Nagubuzi was given a total of six years imprisonment and told that an immigration tribunal would look at her right to remain in the UK.

Cameroonian-born fraudster Mathy Matumba, 50 – whose real name is believed to be Yvette Syapjeu – was given a four-year jail term for using a number of false identities to steal more than £350,000 in benefits payments since coming to Britain in 1998.

Nurse Lina Katongola, 29, was given a one-year prison term and Eddie Semanda, 31, was given a four-month prison term, suspended for one year, over a false naturalisation application.

Paul Raudnitz, prosecuting, said: ‘The tentacles of this fraud went far and wide for many, many years. Each defendant at different times joined the conspiracy.’ He said ‘key player’ Nagubuzi ‘employed multiple identities ... so many that the true number of identities may never ever be known’.

Nagubuzi’s claims for Aids drugs netted her millions and she even sub-let flats in East London which saw her pocket a further £650,000. She received almost £500,000 in housing benefit alone from Newham Council.

Nagubuzi came to the UK in 1991 and claimed asylum for herself and four children she had left in Uganda. Three years later she used the name Jane Namusisi to apply for asylum again – along with two more children. In 1999, using the name Pauline Zalwango, she applied once more, this time with three children.

She is believed to have regularly travelled to Uganda and bought at least three properties around Kampala.

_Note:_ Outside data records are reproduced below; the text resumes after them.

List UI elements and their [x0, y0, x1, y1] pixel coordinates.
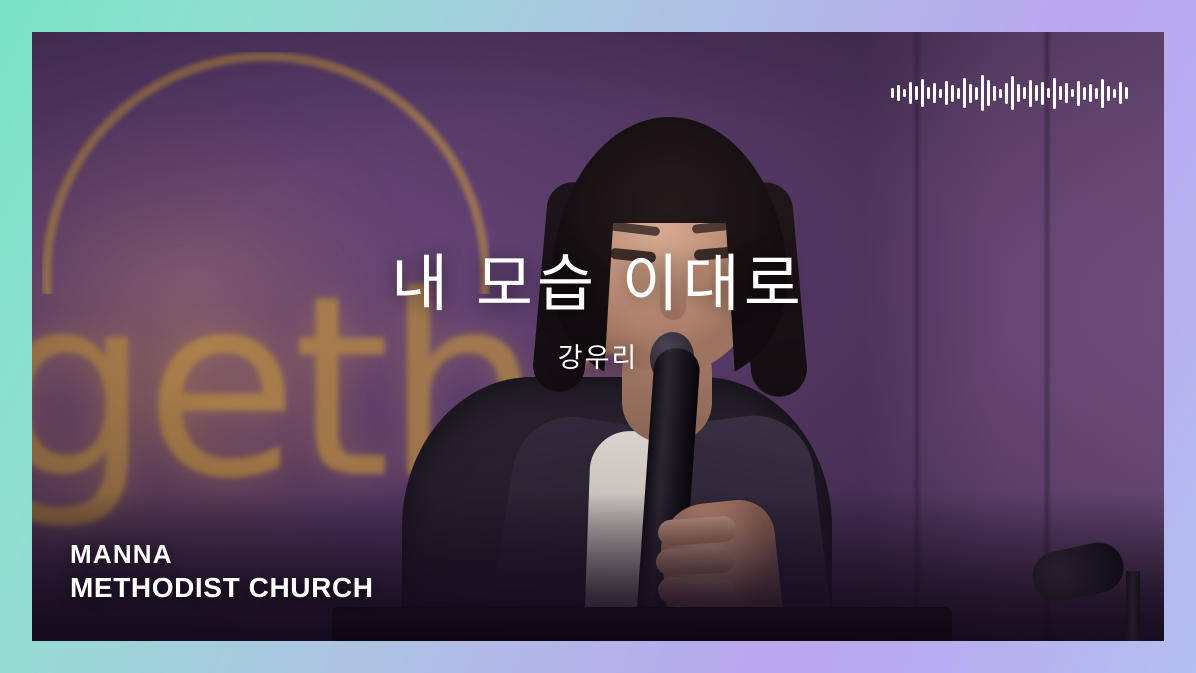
- waveform-bar: [951, 85, 954, 102]
- waveform-bar: [963, 78, 966, 108]
- waveform-bar: [891, 88, 894, 98]
- waveform-bar: [1071, 89, 1074, 97]
- waveform-bar: [993, 86, 996, 101]
- waveform-bar: [1119, 82, 1122, 104]
- waveform-bar: [1125, 87, 1128, 99]
- waveform-bar: [897, 85, 900, 101]
- waveform-bar: [987, 80, 990, 106]
- waveform-bar: [1059, 86, 1062, 100]
- waveform-bar: [969, 84, 972, 103]
- waveform-bar: [1005, 83, 1008, 104]
- waveform-bar: [915, 86, 918, 100]
- waveform-icon: [891, 70, 1128, 116]
- waveform-bar: [1017, 84, 1020, 102]
- waveform-bar: [1077, 81, 1080, 106]
- waveform-bar: [903, 89, 906, 97]
- waveform-bar: [1113, 89, 1116, 98]
- waveform-bar: [1023, 87, 1026, 99]
- church-name-line1: MANNA: [70, 538, 374, 571]
- waveform-bar: [1065, 83, 1068, 103]
- video-player-surface[interactable]: gethe: [32, 32, 1164, 641]
- waveform-bar: [1095, 88, 1098, 99]
- waveform-bar: [999, 89, 1002, 98]
- waveform-bar: [927, 87, 930, 99]
- waveform-bar: [1035, 85, 1038, 101]
- waveform-bar: [1029, 80, 1032, 107]
- waveform-bar: [1107, 86, 1110, 101]
- waveform-bar: [921, 79, 924, 107]
- waveform-bar: [1101, 79, 1104, 108]
- waveform-bar: [939, 89, 942, 98]
- waveform-bar: [933, 83, 936, 103]
- waveform-bar: [945, 81, 948, 105]
- waveform-bar: [981, 75, 984, 111]
- waveform-bar: [1053, 78, 1056, 109]
- gradient-frame: gethe: [0, 0, 1196, 673]
- waveform-bar: [909, 82, 912, 104]
- waveform-bar: [975, 87, 978, 100]
- waveform-bar: [1089, 84, 1092, 102]
- waveform-bar: [1047, 88, 1050, 98]
- waveform-bar: [1011, 76, 1014, 110]
- church-identity: MANNA METHODIST CHURCH: [70, 538, 374, 606]
- waveform-bar: [1083, 87, 1086, 100]
- waveform-bar: [1041, 82, 1044, 105]
- waveform-bar: [957, 88, 960, 99]
- church-name-line2: METHODIST CHURCH: [70, 570, 374, 605]
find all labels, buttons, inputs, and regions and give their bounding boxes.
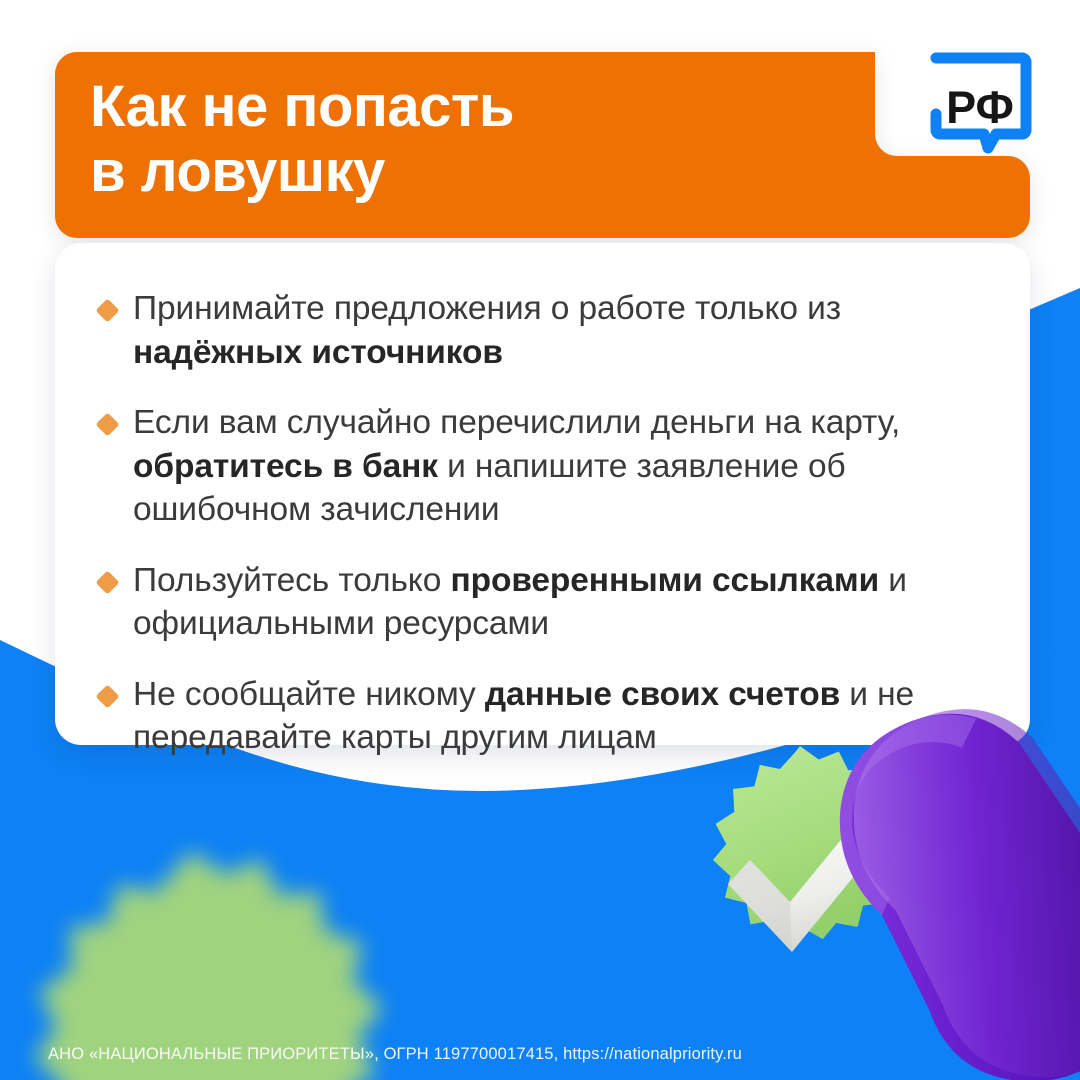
list-item-plain: Если вам случайно перечислили деньги на …: [133, 404, 900, 441]
diamond-bullet-icon: [95, 570, 119, 594]
rf-logo-icon: РФ: [922, 44, 1038, 160]
tips-list: Принимайте предложения о работе только и…: [55, 243, 1030, 760]
list-item-text: Принимайте предложения о работе только и…: [133, 287, 978, 374]
list-item-text: Пользуйтесь только проверенными ссылками…: [133, 559, 978, 646]
page-title: Как не попасть в ловушку: [90, 75, 514, 205]
list-item: Принимайте предложения о работе только и…: [99, 287, 978, 374]
infographic-poster: Как не попасть в ловушку РФ Принимайте п…: [0, 0, 1080, 1080]
diamond-bullet-icon: [95, 684, 119, 708]
list-item-emphasis: надёжных источников: [133, 334, 503, 371]
list-item-plain: Принимайте предложения о работе только и…: [133, 290, 841, 327]
list-item-text: Если вам случайно перечислили деньги на …: [133, 401, 978, 532]
diamond-bullet-icon: [95, 413, 119, 437]
list-item: Если вам случайно перечислили деньги на …: [99, 401, 978, 532]
tips-card: Принимайте предложения о работе только и…: [55, 243, 1030, 745]
list-item-emphasis: проверенными ссылками: [450, 562, 879, 599]
diamond-bullet-icon: [95, 298, 119, 322]
phone-and-badge-illustration: [640, 690, 1080, 1080]
list-item: Пользуйтесь только проверенными ссылками…: [99, 559, 978, 646]
logo-text: РФ: [946, 82, 1014, 133]
list-item-emphasis: обратитесь в банк: [133, 448, 438, 485]
list-item-plain: Пользуйтесь только: [133, 562, 450, 599]
footer-credits: АНО «НАЦИОНАЛЬНЫЕ ПРИОРИТЕТЫ», ОГРН 1197…: [48, 1045, 742, 1064]
list-item-plain: Не сообщайте никому: [133, 676, 485, 713]
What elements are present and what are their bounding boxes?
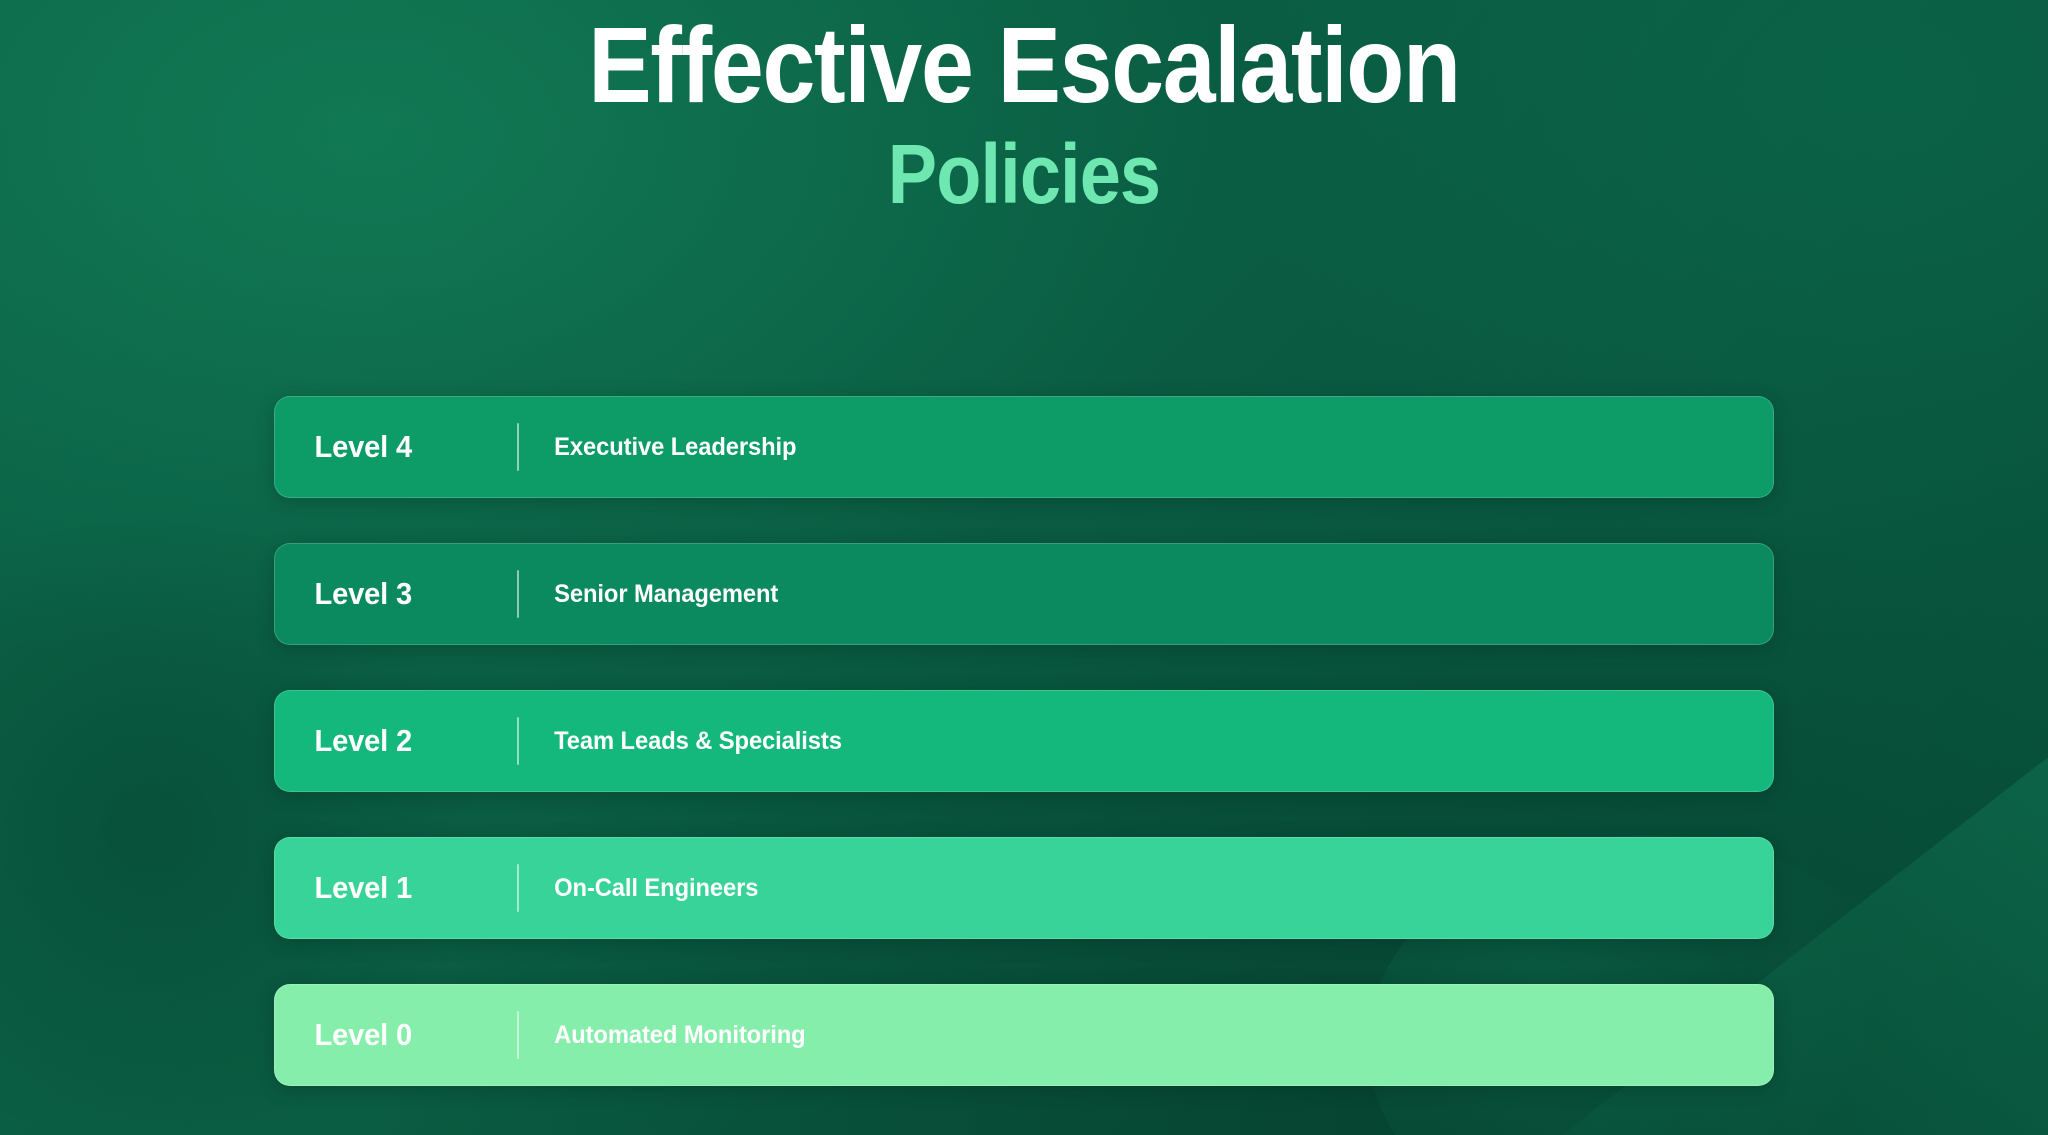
level-label: Level 2 — [275, 723, 502, 759]
title-line-primary: Effective Escalation — [123, 6, 1925, 124]
level-row-0[interactable]: Level 0 Automated Monitoring — [274, 984, 1774, 1086]
level-row-4[interactable]: Level 4 Executive Leadership — [274, 396, 1774, 498]
level-row-2[interactable]: Level 2 Team Leads & Specialists — [274, 690, 1774, 792]
level-description: Senior Management — [519, 580, 778, 609]
escalation-level-list: Level 4 Executive Leadership Level 3 Sen… — [274, 396, 1774, 1086]
title-line-secondary: Policies — [123, 128, 1925, 220]
level-row-1[interactable]: Level 1 On-Call Engineers — [274, 837, 1774, 939]
level-label: Level 1 — [275, 870, 502, 906]
level-description: Automated Monitoring — [519, 1021, 806, 1050]
level-description: Executive Leadership — [519, 433, 796, 462]
level-row-3[interactable]: Level 3 Senior Management — [274, 543, 1774, 645]
level-description: Team Leads & Specialists — [519, 727, 842, 756]
level-label: Level 0 — [275, 1017, 502, 1053]
level-description: On-Call Engineers — [519, 874, 758, 903]
page-title: Effective Escalation Policies — [0, 0, 2048, 220]
slide-content: Effective Escalation Policies Level 4 Ex… — [0, 0, 2048, 1135]
level-label: Level 4 — [275, 429, 502, 465]
level-label: Level 3 — [275, 576, 502, 612]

When police searched the East London home of Dennis Kyeyune – thought to be Nagubuzi’s son or nephew – they found a black holdall containing a vast array of fake documents, described as a ‘kitbag for the commission of identity fraud’.

The judge said that there would be a confiscation hearing at a later date under Proceeds of Crime legislation.

nvestigators from the UK Border Agency have visited Kampala to try to identify properties bought by Nagubuzi and her gang. However, it is believed that in a bid to avoid land registry detection in the African country she has ordered that some of her homes are not finished by builders so they cannot be officially ‘signed off’ by building inspectors.

Rachel Bennett from the UK Border Agency said: ‘These convictions show we will leave no stone unturned in our effort to bring to justice those who seek to abuse our immigration system.’